O ministério de notáveis alardeado por Temer revelou-se uma notável corja de corruptos, e a eles se juntaram os empresários  Joesley e Wesley Batista, Emílio e Marcelo Odebrecht, Eike Batista e tantos outros "nacionalistas" dos governos petistas que construíram a calamidade moral, econômica e administrativa que está aí até hoje. Temer era parte integral da herança que Lula deixou para os brasileiros. Tanto quanto Dilma, ele era pura criação do ex-presidente e só chegou lá porque o PT o colocou na vice-presidência.

Com Lula e o PT à frente e bilhões de reais atrás, essa formidável escória nos deixou o país que esperávamos mudar com a derrota do bonifrate Haddad em 2018, mas que acabou piorando ainda com a posse de Bolsonaro em 2019. Um país assim não pode funcionar, mas o único Brasil possível, para eles, é o que tem como única função colocar a máquina pública a serviço de seus bolsos.

Observação: Há situações em que é preciso fazer escolhas ruins para evitar que coisas ainda piorem aconteçam, mas tudo tem limite. Também é preciso ter em mente que de nada adianta trocar a roda da carroça quando o problema são os burros. E que título de eleitor em mão de apedeuta é como isqueiro em mão de chimpanzé trancado num paiol de pólvora. Simples assim.

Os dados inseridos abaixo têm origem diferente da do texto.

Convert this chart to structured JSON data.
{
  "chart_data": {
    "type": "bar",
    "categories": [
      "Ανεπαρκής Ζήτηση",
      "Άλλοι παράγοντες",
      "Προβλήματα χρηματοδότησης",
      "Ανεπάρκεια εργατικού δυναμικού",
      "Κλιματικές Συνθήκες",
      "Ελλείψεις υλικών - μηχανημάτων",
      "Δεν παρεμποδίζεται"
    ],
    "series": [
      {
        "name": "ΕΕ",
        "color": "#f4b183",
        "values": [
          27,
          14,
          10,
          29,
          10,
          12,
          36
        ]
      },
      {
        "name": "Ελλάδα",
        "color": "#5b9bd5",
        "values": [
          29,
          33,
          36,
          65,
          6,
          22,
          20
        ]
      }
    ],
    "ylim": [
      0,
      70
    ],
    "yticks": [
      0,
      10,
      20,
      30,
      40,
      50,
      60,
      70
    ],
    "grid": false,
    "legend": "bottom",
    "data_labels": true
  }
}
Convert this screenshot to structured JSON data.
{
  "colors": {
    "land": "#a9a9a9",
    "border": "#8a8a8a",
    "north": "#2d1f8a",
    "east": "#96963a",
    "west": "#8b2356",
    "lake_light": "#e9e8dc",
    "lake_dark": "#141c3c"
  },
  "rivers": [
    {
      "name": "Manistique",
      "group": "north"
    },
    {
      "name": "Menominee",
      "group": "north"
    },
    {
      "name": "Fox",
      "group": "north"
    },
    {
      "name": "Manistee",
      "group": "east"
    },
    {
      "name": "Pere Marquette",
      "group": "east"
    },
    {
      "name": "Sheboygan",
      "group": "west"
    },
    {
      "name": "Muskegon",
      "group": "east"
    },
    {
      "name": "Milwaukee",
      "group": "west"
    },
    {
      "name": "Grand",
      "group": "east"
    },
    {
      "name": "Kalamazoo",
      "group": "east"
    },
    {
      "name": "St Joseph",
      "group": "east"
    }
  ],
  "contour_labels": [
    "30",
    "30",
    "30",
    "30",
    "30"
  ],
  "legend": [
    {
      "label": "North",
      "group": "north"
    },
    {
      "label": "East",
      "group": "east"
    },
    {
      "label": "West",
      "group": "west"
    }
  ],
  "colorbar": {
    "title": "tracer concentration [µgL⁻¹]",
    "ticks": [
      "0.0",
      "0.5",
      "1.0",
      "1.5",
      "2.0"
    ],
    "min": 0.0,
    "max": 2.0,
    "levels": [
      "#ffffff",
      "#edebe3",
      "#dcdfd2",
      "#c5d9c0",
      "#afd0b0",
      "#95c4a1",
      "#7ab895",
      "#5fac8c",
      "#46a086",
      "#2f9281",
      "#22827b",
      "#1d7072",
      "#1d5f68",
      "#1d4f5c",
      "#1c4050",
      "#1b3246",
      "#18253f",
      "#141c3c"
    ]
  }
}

Não é o Supremo que tem o dever constitucional de fiscalizar os atos do presidente da República e de destituí-lo em caso de abuso. É o Congresso Nacional. É hora de Lira, Pacheco e demais parlamentares se mostrarem dignos da herança de Ulysses Guimarães e Tancredo Neves. É hora de parar de lero-lero e aprovar o impeachment de Jair Bolsonaro. A crise não acabará enquanto ele continuar no Palácio do Planalto.